ABA’s Keating: CFPB rules have unintended consequences on Latinos

Frank Keating

Frank Keating

Frank Keating, the president and CEO of the American Bankers Association, said new CFPB regulations on mortgages have disproportionately affected the Latino community, making it difficult for them to obtain a mortgage.

“The new rules are well-intentioned,” Keating said, according to The Huffington Post. “In an effort to protect borrowers, they have very strict requirements, requiring a lender to thoroughly document a customer’s ability to repay the loan. Unfortunately, the way these rules have been implemented has left many bankers in hazy territory. They have created a lot of uncertainty about what happens if a lender makes a loan outside of a narrow set of boundaries, and the uncertainty makes it harder for potential customers.”

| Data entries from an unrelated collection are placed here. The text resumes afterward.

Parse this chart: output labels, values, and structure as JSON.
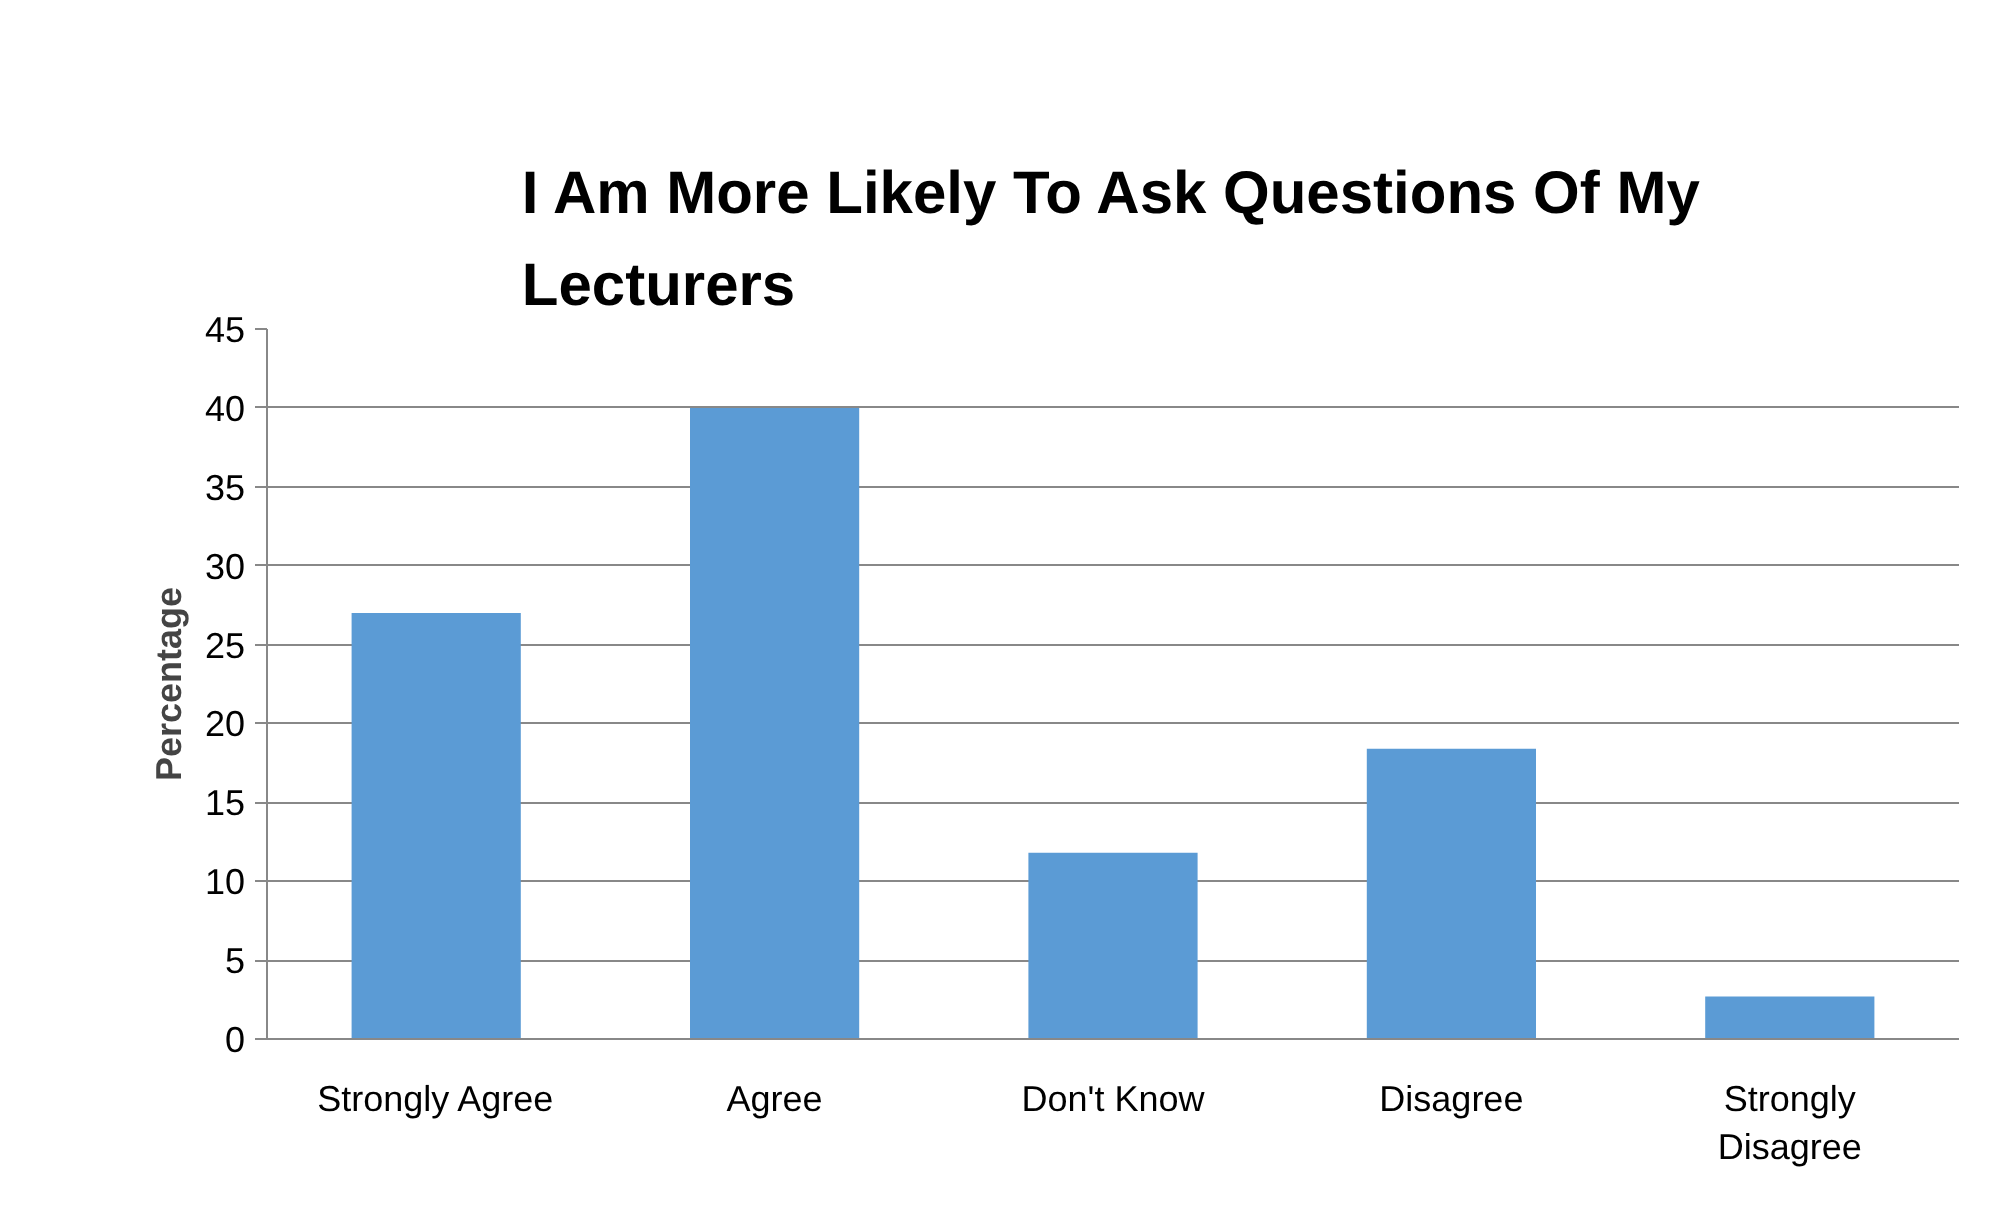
{
  "chart_data": {
    "type": "bar",
    "title": "I Am More Likely To Ask Questions Of My Lecturers",
    "ylabel": "Percentage",
    "categories": [
      "Strongly Agree",
      "Agree",
      "Don't Know",
      "Disagree",
      "Strongly Disagree"
    ],
    "values": [
      27,
      40,
      11.8,
      18.4,
      2.7
    ],
    "color": "#5b9bd5",
    "ylim": [
      0,
      45
    ],
    "yticks": [
      0,
      5,
      10,
      15,
      20,
      25,
      30,
      35,
      40,
      45
    ],
    "grid": "y"
  }
}
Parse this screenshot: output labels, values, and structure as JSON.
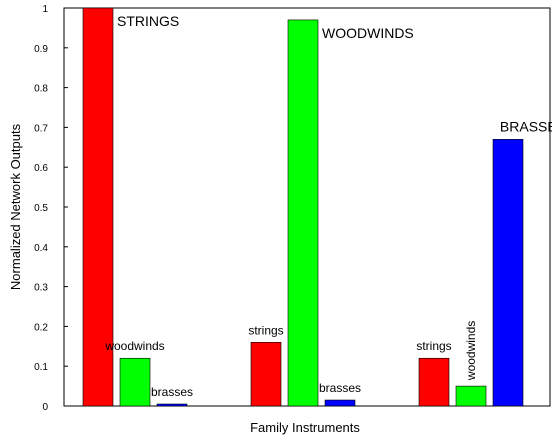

Keating said it may be harder for Latinos, many of whom are more likely to work seasonal jobs or be self-employed, to prove their income in the way regulations now require.

He also said Latinos are more likely to share housing or rent out rooms to help meet housing costs. Rental income, however, cannot be counted towards determining a borrower’s ability to repay.

“We know no one intended to crimp mortgage credit for the Latino community,” Keating said, The Huffington Post reports. “But that’s what we are observing, and only Congress and the regulators can undo these unintended consequences. Nobody should stand in the way of creditworthy Latino homebuyers.”

A number of new CFPB mortgage regulations recently took effect, including the qualified mortgage and ability-to-repay rule, which would require lenders to determine whether a borrower can repay a loan before it is issued.